Faretta directs that the defendant ‘should be made aware of the dangers and disadvantages of self-representation, so that the record will establish that “he knows what he is doing and his choice is made with eyes open.” ’ 422 U.S. at 835, 95 S.Ct. at 2541. In this case, the record does not contain proof that the defendant was properly warned of the dangers of exercising his Faretta right.
State v. Raseley, 148 Ariz. at 461-62, 715 P.2d at 317-18 (emphasis added). See also K.M. v. State, 545 So.2d 464 (1989) (trial judge erred in accepting juvenile defendant’s waiver of rights to counsel and plea of nolo contendere because he failed to inform the juvenile of benefits he would relinquish and dangers and disadvantages of representing himself).
Rule 6(c) of the Arizona Rules of Procedure for the Juvenile Court, states:
A child may waive counsel if the court finds that his waiver is knowingly, intelligently and voluntarily given in view of his age, education, apparent maturity and within the presence of his parents, guardian or custodian, at the time of waiver. The waiver of counsel should also be obtained from parents, guardian or custodian in attendance on behalf of the child and themselves, (emphasis added)
At the time the juvenile’s mother waived the right to counsel, she stated that “If the outcome of the disposition hearing is not acceptable, I will want an attorney,” whereupon the commissioner stated, “You will have an attorney to appeal, is that what you mean? You will have 15 days after the disposition hearing.” The commissioner did not inform the juvenile or his mother that after the disposition hearing had occurred, an attorney could not undo what had already occurred at the disposition hearing unless, through an appeal, it was determined that reversible error had occurred in the proceedings in juvenile court up to and including the disposition hearing.

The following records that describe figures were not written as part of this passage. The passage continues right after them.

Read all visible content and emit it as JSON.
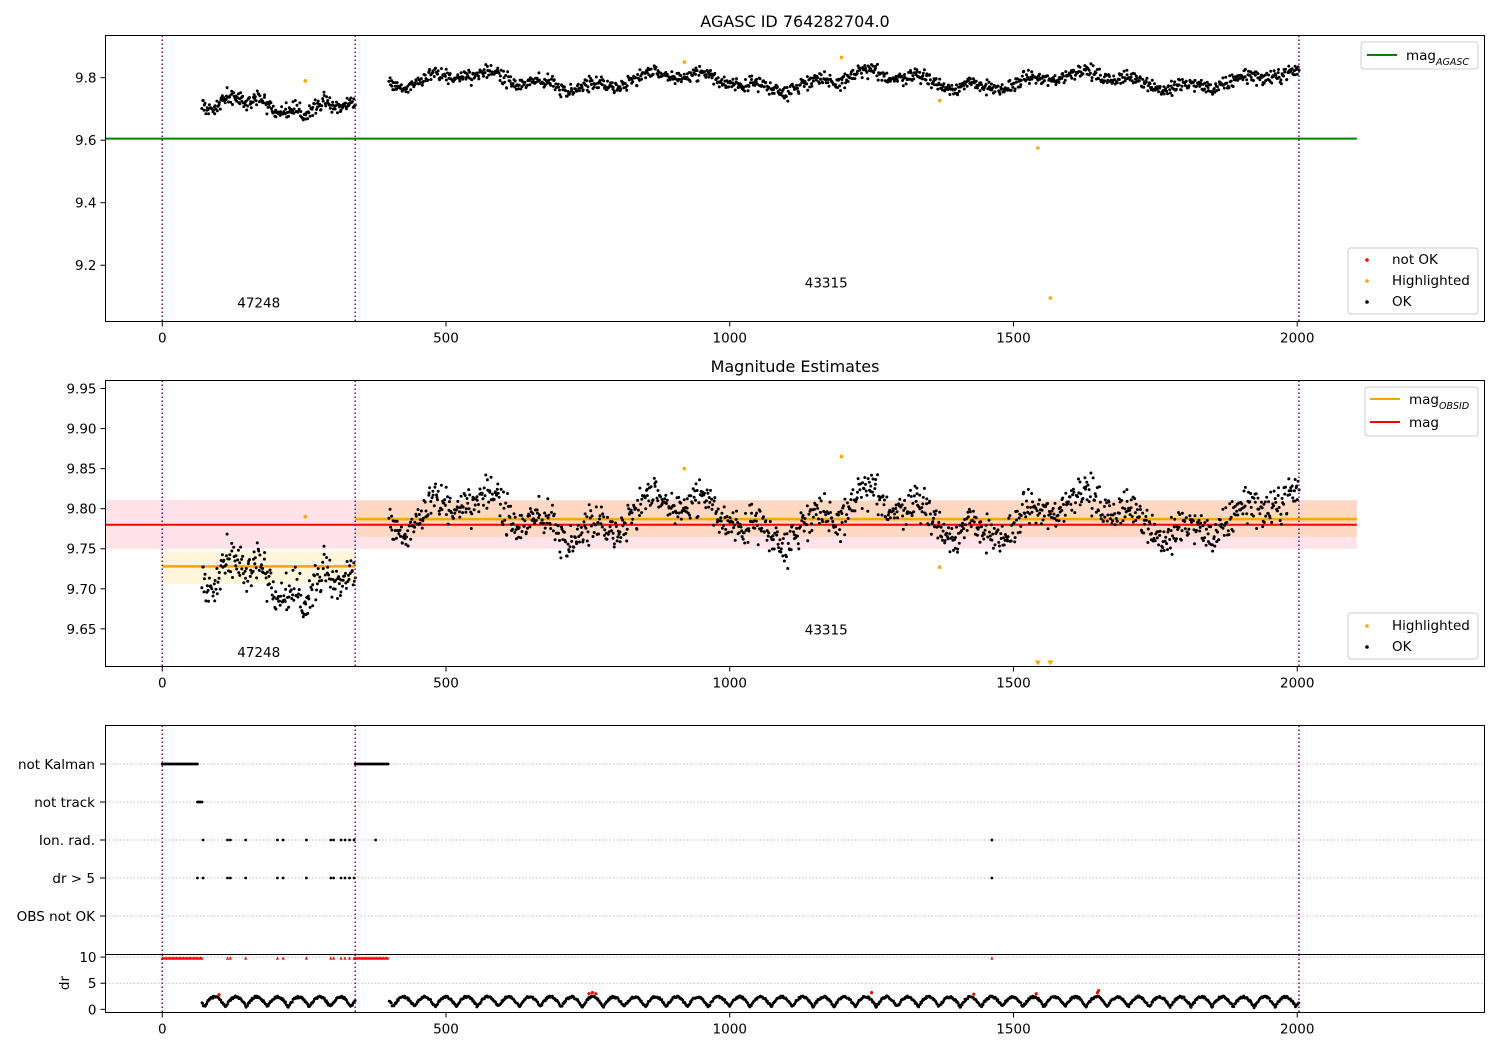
{
  "colors": {
    "ok": "#000000",
    "highlighted": "#ffa500",
    "not_ok": "#ff0000",
    "mag_agasc": "#008000",
    "mag": "#ff0000",
    "mag_obsid": "#ffa500",
    "obs_divider": "#800080",
    "band_red": "#ffc0cb",
    "band_orange": "#ffdab9"
  },
  "chart_data": [
    {
      "type": "scatter",
      "title": "AGASC ID 764282704.0",
      "xlim": [
        -100,
        2330
      ],
      "ylim": [
        9.02,
        9.935
      ],
      "xticks": [
        0,
        500,
        1000,
        1500,
        2000
      ],
      "yticks": [
        9.2,
        9.4,
        9.6,
        9.8
      ],
      "ytick_labels": [
        "9.2",
        "9.4",
        "9.6",
        "9.8"
      ],
      "obs_boundaries": [
        0,
        340,
        2003
      ],
      "obs_labels": [
        {
          "text": "47248",
          "x": 170,
          "y": 9.065
        },
        {
          "text": "43315",
          "x": 1170,
          "y": 9.128
        }
      ],
      "series": [
        {
          "name": "mag_AGASC",
          "kind": "hline",
          "y": 9.605,
          "x_range": [
            -100,
            2105
          ]
        },
        {
          "name": "OK",
          "kind": "noise",
          "segments": [
            {
              "x_start": 70,
              "x_end": 340,
              "points": 230,
              "base_start": 9.725,
              "base_end": 9.695,
              "spread": 0.012,
              "waves": [
                [
                  0.02,
                  160
                ],
                [
                  0.01,
                  55
                ]
              ]
            },
            {
              "x_start": 400,
              "x_end": 2003,
              "points": 1300,
              "base_start": 9.79,
              "base_end": 9.79,
              "spread": 0.011,
              "waves": [
                [
                  0.022,
                  360
                ],
                [
                  0.012,
                  95
                ]
              ]
            }
          ]
        },
        {
          "name": "Highlighted",
          "kind": "points",
          "x": [
            252,
            920,
            1197,
            1370,
            1543,
            1565
          ],
          "y": [
            9.79,
            9.85,
            9.865,
            9.727,
            9.575,
            9.095
          ]
        }
      ],
      "legends": [
        {
          "position": "top-right",
          "entries": [
            {
              "label": "mag",
              "sub": "AGASC",
              "type": "line",
              "color": "#008000"
            }
          ]
        },
        {
          "position": "bottom-right",
          "entries": [
            {
              "label": "not OK",
              "type": "dot",
              "color": "#ff0000"
            },
            {
              "label": "Highlighted",
              "type": "dot",
              "color": "#ffa500"
            },
            {
              "label": "OK",
              "type": "dot",
              "color": "#000000"
            }
          ]
        }
      ]
    },
    {
      "type": "scatter",
      "title": "Magnitude Estimates",
      "xlim": [
        -100,
        2330
      ],
      "ylim": [
        9.603,
        9.96
      ],
      "xticks": [
        0,
        500,
        1000,
        1500,
        2000
      ],
      "yticks": [
        9.65,
        9.7,
        9.75,
        9.8,
        9.85,
        9.9,
        9.95
      ],
      "ytick_labels": [
        "9.65",
        "9.70",
        "9.75",
        "9.80",
        "9.85",
        "9.90",
        "9.95"
      ],
      "obs_boundaries": [
        0,
        340,
        2003
      ],
      "obs_labels": [
        {
          "text": "47248",
          "x": 170,
          "y": 9.615
        },
        {
          "text": "43315",
          "x": 1170,
          "y": 9.643
        }
      ],
      "bands": [
        {
          "x_range": [
            -100,
            2105
          ],
          "y_range": [
            9.75,
            9.811
          ],
          "color": "#ffc0cb"
        },
        {
          "x_range": [
            0,
            340
          ],
          "y_range": [
            9.706,
            9.747
          ],
          "color": "#ffe8b0"
        },
        {
          "x_range": [
            340,
            2105
          ],
          "y_range": [
            9.765,
            9.81
          ],
          "color": "#ffc99a"
        }
      ],
      "series": [
        {
          "name": "mag",
          "kind": "hline",
          "y": 9.78,
          "x_range": [
            -100,
            2105
          ]
        },
        {
          "name": "mag_OBSID",
          "kind": "hsegments",
          "segments": [
            {
              "x_range": [
                0,
                340
              ],
              "y": 9.728
            },
            {
              "x_range": [
                340,
                2105
              ],
              "y": 9.787
            }
          ]
        },
        {
          "name": "OK",
          "kind": "noise",
          "segments": [
            {
              "x_start": 70,
              "x_end": 340,
              "points": 230,
              "base_start": 9.725,
              "base_end": 9.695,
              "spread": 0.012,
              "waves": [
                [
                  0.02,
                  160
                ],
                [
                  0.01,
                  55
                ]
              ]
            },
            {
              "x_start": 400,
              "x_end": 2003,
              "points": 1300,
              "base_start": 9.79,
              "base_end": 9.79,
              "spread": 0.011,
              "waves": [
                [
                  0.022,
                  360
                ],
                [
                  0.012,
                  95
                ]
              ]
            }
          ]
        },
        {
          "name": "Highlighted",
          "kind": "points",
          "x": [
            252,
            920,
            1197,
            1370
          ],
          "y": [
            9.79,
            9.85,
            9.865,
            9.727
          ]
        },
        {
          "name": "Highlighted (below range)",
          "kind": "markers",
          "x": [
            1543,
            1565
          ],
          "y": [
            9.608,
            9.608
          ]
        }
      ],
      "legends": [
        {
          "position": "top-right",
          "entries": [
            {
              "label": "mag",
              "sub": "OBSID",
              "type": "line",
              "color": "#ffa500"
            },
            {
              "label": "mag",
              "type": "line",
              "color": "#ff0000"
            }
          ]
        },
        {
          "position": "bottom-right",
          "entries": [
            {
              "label": "Highlighted",
              "type": "dot",
              "color": "#ffa500"
            },
            {
              "label": "OK",
              "type": "dot",
              "color": "#000000"
            }
          ]
        }
      ]
    },
    {
      "type": "scatter",
      "categories": [
        "not Kalman",
        "not track",
        "Ion. rad.",
        "dr > 5",
        "OBS not OK"
      ],
      "xlim": [
        -100,
        2330
      ],
      "obs_boundaries": [
        0,
        340,
        2003
      ],
      "flags": [
        {
          "flag": "not Kalman",
          "ranges": [
            [
              0,
              62
            ],
            [
              340,
              398
            ]
          ],
          "points": []
        },
        {
          "flag": "not track",
          "ranges": [
            [
              62,
              70
            ]
          ],
          "points": []
        },
        {
          "flag": "Ion. rad.",
          "ranges": [],
          "points": [
            72,
            115,
            120,
            147,
            203,
            213,
            254,
            297,
            302,
            315,
            322,
            330,
            338,
            376,
            1462
          ]
        },
        {
          "flag": "dr > 5",
          "ranges": [],
          "points": [
            62,
            72,
            115,
            120,
            147,
            203,
            213,
            254,
            297,
            302,
            315,
            322,
            330,
            338,
            1462
          ]
        },
        {
          "flag": "OBS not OK",
          "ranges": [],
          "points": []
        }
      ]
    },
    {
      "type": "scatter",
      "ylabel": "dr",
      "xlim": [
        -100,
        2330
      ],
      "ylim": [
        -0.6,
        10.5
      ],
      "xticks": [
        0,
        500,
        1000,
        1500,
        2000
      ],
      "yticks": [
        0,
        5,
        10
      ],
      "ytick_labels": [
        "0",
        "5",
        "10"
      ],
      "obs_boundaries": [
        0,
        340,
        2003
      ],
      "series": [
        {
          "name": "OK",
          "kind": "noise-dr",
          "segments": [
            {
              "x_start": 70,
              "x_end": 340,
              "points": 230
            },
            {
              "x_start": 400,
              "x_end": 2003,
              "points": 1300
            }
          ]
        },
        {
          "name": "not OK (dr > 10)",
          "kind": "capped",
          "y": 9.8,
          "ranges": [
            [
              0,
              70
            ],
            [
              340,
              398
            ]
          ],
          "x": [
            115,
            120,
            147,
            203,
            213,
            254,
            297,
            302,
            315,
            322,
            330,
            338,
            1462
          ]
        },
        {
          "name": "not OK",
          "kind": "points",
          "x": [
            100,
            752,
            758,
            764,
            1250,
            1430,
            1540,
            1648,
            1650
          ],
          "y": [
            2.8,
            3.0,
            3.2,
            3.0,
            3.2,
            2.9,
            3.0,
            3.2,
            3.6
          ]
        }
      ]
    }
  ]
}
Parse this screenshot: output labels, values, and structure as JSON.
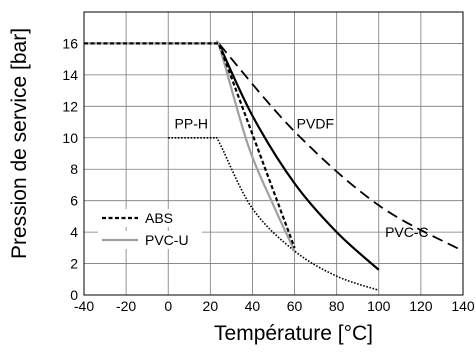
{
  "chart_data": {
    "type": "line",
    "xlabel": "Température [°C]",
    "ylabel": "Pression de service [bar]",
    "xlim": [
      -40,
      140
    ],
    "ylim": [
      0,
      18
    ],
    "xticks": [
      "-40",
      "-20",
      "0",
      "20",
      "40",
      "60",
      "80",
      "100",
      "120",
      "140"
    ],
    "yticks": [
      "0",
      "2",
      "4",
      "6",
      "8",
      "10",
      "12",
      "14",
      "16"
    ],
    "grid": true,
    "legend_position": "bottom-left",
    "series": [
      {
        "name": "ABS",
        "legend": true,
        "color": "#000000",
        "style": "dotted-dark",
        "x": [
          -40,
          24,
          60
        ],
        "y": [
          16,
          16,
          3.0
        ]
      },
      {
        "name": "PVC-U",
        "legend": true,
        "color": "#a0a0a0",
        "style": "solid-gray",
        "x": [
          -40,
          23,
          25,
          38,
          50,
          60
        ],
        "y": [
          16,
          16,
          15.5,
          9.5,
          5.7,
          2.8
        ]
      },
      {
        "name": "PVC-C",
        "legend": false,
        "label_x": 103,
        "label_y": 3.7,
        "color": "#000000",
        "style": "solid-black",
        "x": [
          -40,
          24,
          40,
          60,
          80,
          100
        ],
        "y": [
          16,
          16,
          11.4,
          7.1,
          4.0,
          1.6
        ]
      },
      {
        "name": "PVDF",
        "legend": false,
        "label_x": 61,
        "label_y": 10.6,
        "color": "#000000",
        "style": "dashed-black",
        "x": [
          -40,
          24,
          60,
          100,
          140
        ],
        "y": [
          16,
          16,
          10.4,
          5.7,
          2.8
        ]
      },
      {
        "name": "PP-H",
        "legend": false,
        "label_x": 3,
        "label_y": 10.6,
        "color": "#000000",
        "style": "dotted-fine",
        "x": [
          0,
          23,
          25,
          40,
          60,
          80,
          100
        ],
        "y": [
          10,
          10,
          9.5,
          5.5,
          2.8,
          1.2,
          0.3
        ]
      }
    ]
  }
}
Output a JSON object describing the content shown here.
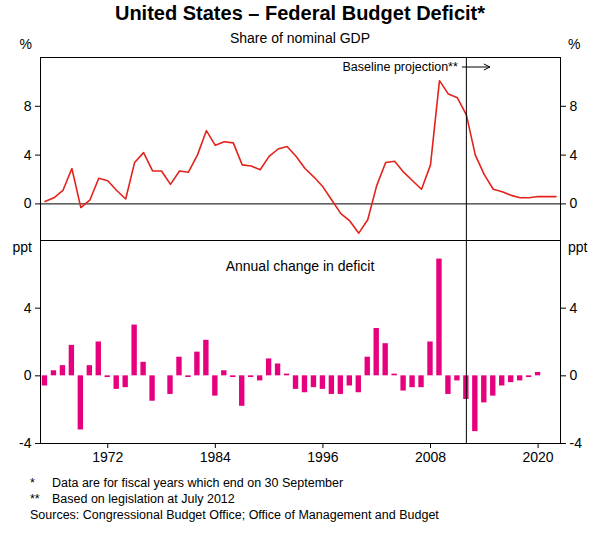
{
  "title": "United States – Federal Budget Deficit*",
  "notes": [
    {
      "marker": "*",
      "text": "Data are for fiscal years which end on 30 September"
    },
    {
      "marker": "**",
      "text": "Based on legislation at July 2012"
    }
  ],
  "sources": "Sources: Congressional Budget Office; Office of Management and Budget",
  "chart_data": [
    {
      "type": "line",
      "subtitle": "Share of nominal GDP",
      "y_unit": "%",
      "annotation": {
        "text": "Baseline projection**",
        "x": 2012
      },
      "color": "#e3231b",
      "tick_labels": "y",
      "grid": false,
      "x": [
        1965,
        1966,
        1967,
        1968,
        1969,
        1970,
        1971,
        1972,
        1973,
        1974,
        1975,
        1976,
        1977,
        1978,
        1979,
        1980,
        1981,
        1982,
        1983,
        1984,
        1985,
        1986,
        1987,
        1988,
        1989,
        1990,
        1991,
        1992,
        1993,
        1994,
        1995,
        1996,
        1997,
        1998,
        1999,
        2000,
        2001,
        2002,
        2003,
        2004,
        2005,
        2006,
        2007,
        2008,
        2009,
        2010,
        2011,
        2012,
        2013,
        2014,
        2015,
        2016,
        2017,
        2018,
        2019,
        2020,
        2021,
        2022
      ],
      "values": [
        0.2,
        0.5,
        1.1,
        2.9,
        -0.3,
        0.3,
        2.1,
        1.9,
        1.1,
        0.4,
        3.4,
        4.2,
        2.7,
        2.7,
        1.6,
        2.7,
        2.6,
        4.0,
        6.0,
        4.8,
        5.1,
        5.0,
        3.2,
        3.1,
        2.8,
        3.9,
        4.5,
        4.7,
        3.9,
        2.9,
        2.2,
        1.4,
        0.3,
        -0.8,
        -1.4,
        -2.4,
        -1.3,
        1.5,
        3.4,
        3.5,
        2.6,
        1.9,
        1.2,
        3.2,
        10.1,
        9.0,
        8.7,
        7.3,
        4.0,
        2.4,
        1.2,
        1.0,
        0.7,
        0.5,
        0.5,
        0.6,
        0.6,
        0.6
      ],
      "xlim": [
        1964.5,
        2022.5
      ],
      "xticks": [
        1972,
        1984,
        1996,
        2008,
        2020
      ],
      "ylim": [
        -3,
        12
      ],
      "yticks": [
        0,
        4,
        8
      ]
    },
    {
      "type": "bar",
      "subtitle": "Annual change in deficit",
      "y_unit": "ppt",
      "annotation": {
        "x": 2012
      },
      "color": "#e6007e",
      "grid": false,
      "x": [
        1965,
        1966,
        1967,
        1968,
        1969,
        1970,
        1971,
        1972,
        1973,
        1974,
        1975,
        1976,
        1977,
        1978,
        1979,
        1980,
        1981,
        1982,
        1983,
        1984,
        1985,
        1986,
        1987,
        1988,
        1989,
        1990,
        1991,
        1992,
        1993,
        1994,
        1995,
        1996,
        1997,
        1998,
        1999,
        2000,
        2001,
        2002,
        2003,
        2004,
        2005,
        2006,
        2007,
        2008,
        2009,
        2010,
        2011,
        2012,
        2013,
        2014,
        2015,
        2016,
        2017,
        2018,
        2019,
        2020,
        2021,
        2022
      ],
      "values": [
        -0.6,
        0.3,
        0.6,
        1.8,
        -3.2,
        0.6,
        2.0,
        -0.1,
        -0.8,
        -0.7,
        3.0,
        0.8,
        -1.5,
        0.0,
        -1.1,
        1.1,
        -0.1,
        1.4,
        2.1,
        -1.2,
        0.3,
        -0.1,
        -1.8,
        -0.1,
        -0.3,
        1.0,
        0.7,
        0.1,
        -0.8,
        -1.0,
        -0.7,
        -0.8,
        -1.1,
        -1.1,
        -0.6,
        -1.0,
        1.1,
        2.8,
        1.9,
        0.1,
        -0.9,
        -0.7,
        -0.7,
        2.0,
        6.9,
        -1.1,
        -0.3,
        -1.4,
        -3.3,
        -1.6,
        -1.2,
        -0.6,
        -0.4,
        -0.3,
        -0.1,
        0.2,
        0.0,
        0.0
      ],
      "xlim": [
        1964.5,
        2022.5
      ],
      "xticks": [
        1972,
        1984,
        1996,
        2008,
        2020
      ],
      "ylim": [
        -4,
        8
      ],
      "yticks": [
        -4,
        0,
        4
      ]
    }
  ]
}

It is clear from the record in this case that the juvenile and his mother were not advised of the dangers and disadvantages of self-representation before his right to counsel was waived. Since the juvenile and his mother were not advised with respect to the dangers and disadvantages of self-representation, the waiver of counsel was not knowingly and intelligently made.
In view of our decision on this issue, it is unnecessary to reach the other issues raised on appeal. The plea entered by the juvenile is vacated and this case is remanded to the juvenile court for further proceedings consistent with this decision.
NOTE: The Honorable LEVI RAY HAIRE was authorized to participate in this case by the Chief Justice of the Arizona Supreme Court pursuant to Ariz. Const, art. VI, § 20.